Peter Marshall, Volunteer – “I am a member of this church so when the Food Bank started eighteen months ago, my wife Elizabeth suggested I come down here and help on a Monday. Each client is given ten tickets and they can pick ten items from the store which they put in a basket and then I check them off the list so we have record for reordering. At the end of the morning, I add it all up and do a weekly stock check. I get a sense of being useful by doing this. I have nothing else to do and I don’t want to sit with my feet up, I prefer to be involved in something worthwhile. Where else would these people go?”

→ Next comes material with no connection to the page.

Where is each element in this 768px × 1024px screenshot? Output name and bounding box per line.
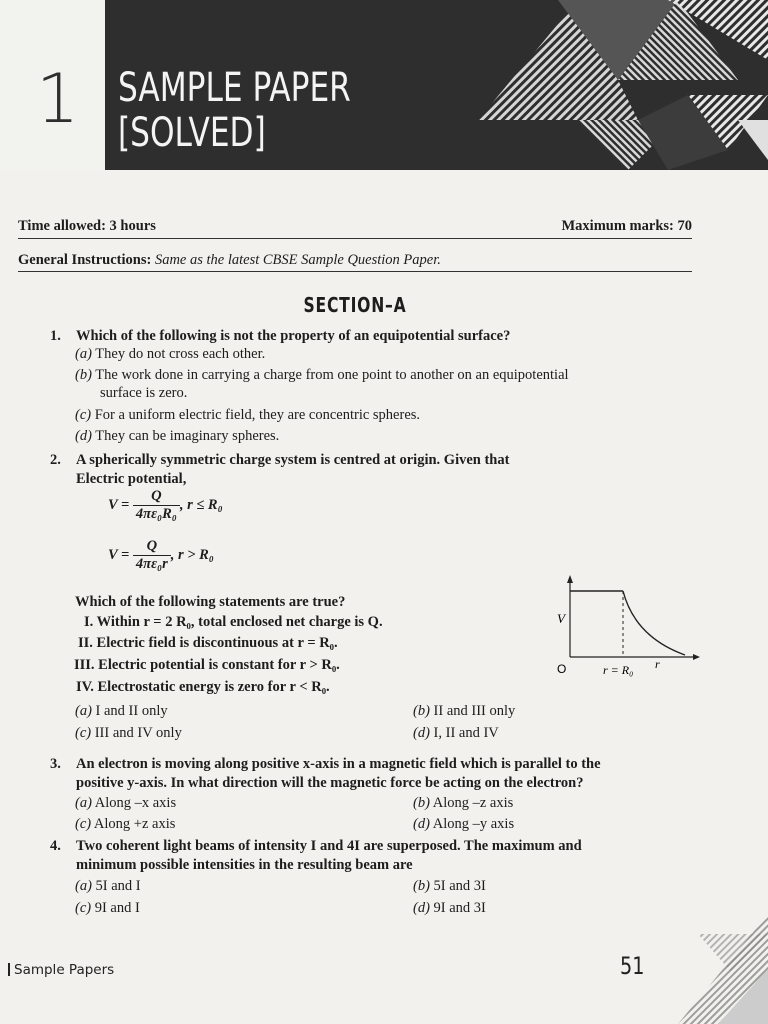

Shamin Khan, Volunteer – “I work the night shift at McDonald’s in Bow until seven or eight and then come here to do my volunteer work each Monday. When I came from Milan in 2017, I was in big trouble, I had no work and I was struggling. I came to Bow Church for help and they inspired me. They said, ‘If you have nothing to do, you can come here and help us.’ So I have come every week since to volunteer. They helped me, so I want to help other people. We are just human beings and we have to share with each other. Poor people deserve to live on our beautiful earth too. They need some help and some food. It is only a short journey of a few months and then things may get better for them – like they did for me – and they can come and help others. This is my philosophy.”

Amanda Claremont, Former Church Warden – “I was very skeptical about the Food Bank when it started because once you open a food bank you cannot close it – the need is always there. Food banks are manifestation of many things about late Capitalism that shouldn’t happen. Nonetheless, I found myself here when they were asking for volunteers to help. I have always served tea, coffee and cakes, so I said, ‘I will do hospitality,’ and I have done that every week since the start of the Food Bank. I walked the Camino de Santiago and that was what I learnt on my pilgrimage, ‘You should always offer hospitality to strangers.’ A food bank is one tiny way of putting right what is a cruel injustice, it is the least we can do.”